The Kenya Revenue Authority (KRA) has dug its heels in on rules it introduced this year governing business licence applications for clearing gents. While the agents want the revenue agency to release their licences unconditionally, KRA has insisted they must undergo vetting by April 1. The process entails filing bio-data forms where the agents will disclose crucial information about their business operations and clients.
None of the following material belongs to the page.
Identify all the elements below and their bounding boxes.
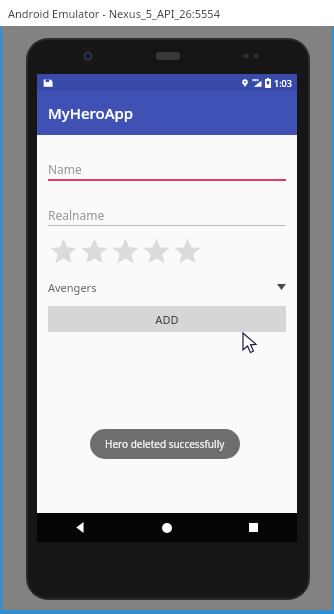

This, KRA said, would curb the rampant corruption witnessed at the ports and help fight drug trafficking.
In earlier communication, KRA Commissioner General John Njiraini said the agents must be vetted to ascertain their suitability, combat fraud, as well as ensure they conform to tax requirements. “Given the importance of clearing and forwarding services in safeguarding national security and public revenue, it is imperative that persons entrusted with this role exhibit the highest standards of ethical and business conduct.
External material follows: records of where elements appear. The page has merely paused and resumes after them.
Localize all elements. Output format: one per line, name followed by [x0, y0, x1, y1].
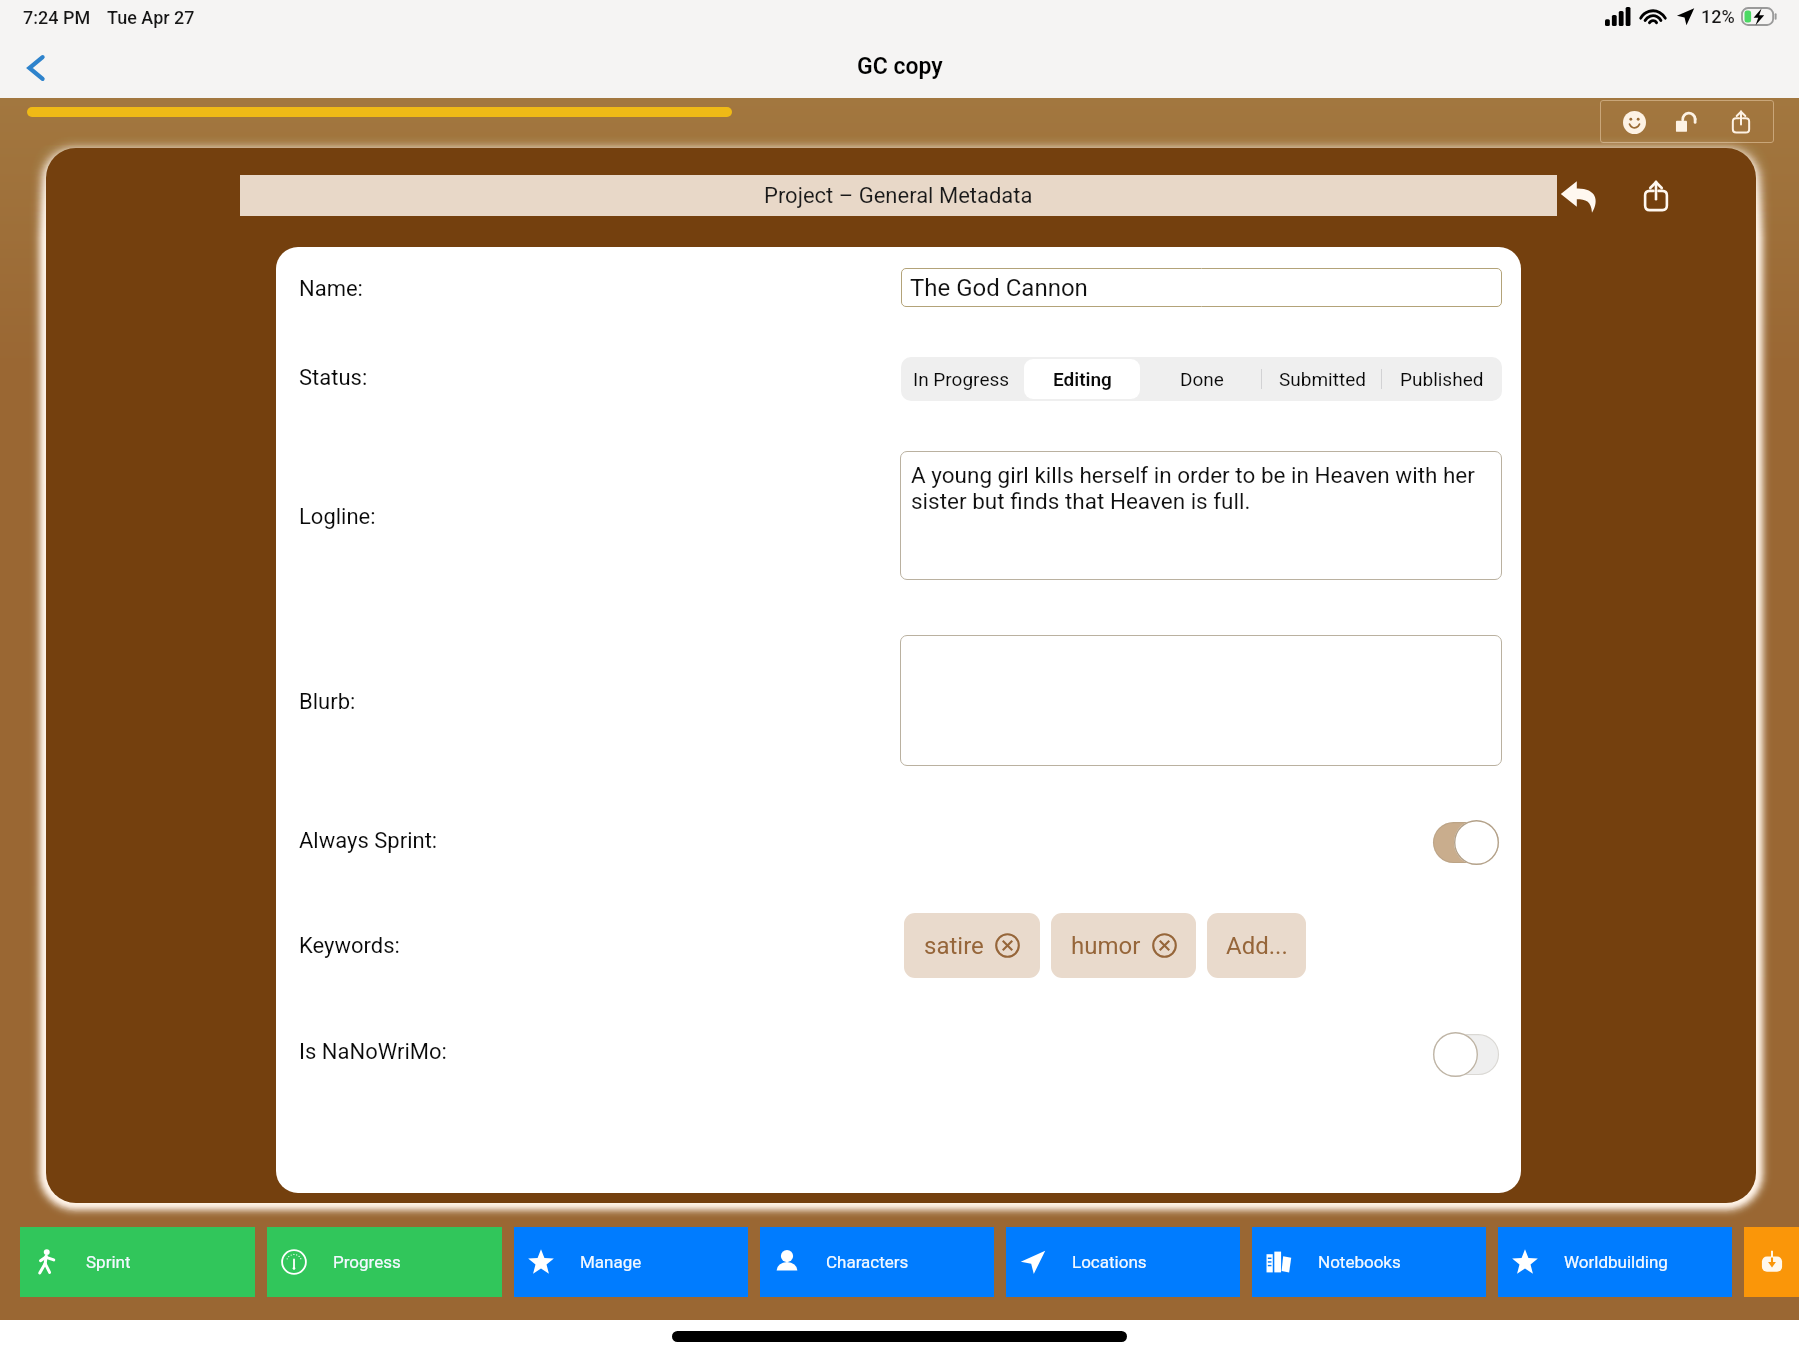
button[interactable]: Locations	[1006, 1227, 1240, 1297]
staticText: Sprint	[86, 1252, 131, 1272]
staticText: Project – General Metadata	[764, 183, 1033, 209]
staticText: Editing	[1053, 368, 1112, 390]
staticText: Keywords:	[299, 933, 400, 959]
staticText: humor	[1071, 932, 1141, 960]
staticText: Add...	[1226, 932, 1288, 960]
button[interactable]: Enabled	[1433, 820, 1499, 865]
button[interactable]: humor	[1051, 913, 1196, 978]
button[interactable]: Worldbuilding	[1498, 1227, 1732, 1297]
button[interactable]: A young girl kills herself in order to b…	[900, 451, 1502, 580]
button[interactable]: Add...	[1207, 913, 1306, 978]
staticText: satire	[924, 932, 984, 960]
staticText: Always Sprint:	[299, 828, 438, 854]
staticText: Worldbuilding	[1564, 1252, 1668, 1272]
button[interactable]: Done	[1144, 359, 1260, 399]
staticText: In Progress	[913, 368, 1010, 390]
staticText: Status:	[299, 365, 368, 391]
button[interactable]: In Progress	[903, 359, 1020, 399]
button[interactable]: Disabled	[1433, 1032, 1499, 1077]
button[interactable]: Published	[1384, 359, 1500, 399]
staticText: Is NaNoWriMo:	[299, 1039, 447, 1065]
staticText: 12%	[1701, 6, 1735, 27]
button[interactable]: Submitted	[1264, 359, 1380, 399]
button[interactable]: Share	[1721, 102, 1761, 142]
button[interactable]: Characters	[760, 1227, 994, 1297]
button[interactable]: Back	[12, 44, 60, 92]
button[interactable]: The God Cannon	[901, 268, 1502, 307]
button[interactable]: Notebooks	[1252, 1227, 1486, 1297]
button[interactable]: Project – General Metadata	[240, 175, 1557, 216]
staticText: Submitted	[1279, 368, 1366, 390]
staticText: Tue Apr 27	[107, 7, 195, 28]
staticText: Progress	[333, 1252, 401, 1272]
staticText: Blurb:	[299, 689, 356, 715]
button[interactable]: Save	[1744, 1227, 1799, 1297]
button[interactable]: Sprint	[20, 1227, 255, 1297]
button[interactable]: Mood	[1614, 102, 1654, 142]
staticText: A young girl kills herself in order to b…	[911, 462, 1491, 514]
button[interactable]: Unlock	[1667, 102, 1707, 142]
button[interactable]: Editing	[1024, 359, 1140, 399]
staticText: GC copy	[857, 53, 943, 80]
staticText: Locations	[1072, 1252, 1147, 1272]
button[interactable]: Manage	[514, 1227, 748, 1297]
staticText: Logline:	[299, 504, 376, 530]
button[interactable]: Undo	[1552, 168, 1608, 224]
button[interactable]: Export	[1628, 168, 1684, 224]
button[interactable]	[900, 635, 1502, 766]
staticText: Notebooks	[1318, 1252, 1401, 1272]
button[interactable]: satire	[904, 913, 1040, 978]
staticText: The God Cannon	[910, 274, 1088, 302]
staticText: 7:24 PM	[23, 7, 91, 28]
staticText: Name:	[299, 276, 363, 302]
staticText: Characters	[826, 1252, 909, 1272]
button[interactable]: Progress	[267, 1227, 502, 1297]
staticText: Published	[1400, 368, 1484, 390]
staticText: Manage	[580, 1252, 642, 1272]
staticText: Done	[1180, 368, 1224, 390]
The ongoing vetting process to evaluate applicant suitability is meant to achieve this objective prior to the renewal of licences,” Mr Njiraini said.
But the agents have vowed to resist the vetting, maintaining that all KRA customs officials who work at entry points must also be vetted.
Under the umbrella of the Kenya International Freight and Warehousing Association (KIFWA), the agents said they would stop paying taxes and ground the evacuation of cargo, which would see the taxman lose out on the Sh3 billion they help KRA collect every day. “The customs officials must all be vetted first before we agree to be vetted because they are the main perpetrators of this corruption,” KIFWA spokesperson William Ojonyo said.
The agents also accused KRA of bribing their former union officials to agree with the vetting plans. At a meeting last week, they voted to hold new KIFWA elections. The agents also accused the taxman of working with some international logistics companies to undermine local agents.
They said the international companies that have agreed to be vetted by KRA do not serve the local industry, and therefore do not understand its needs.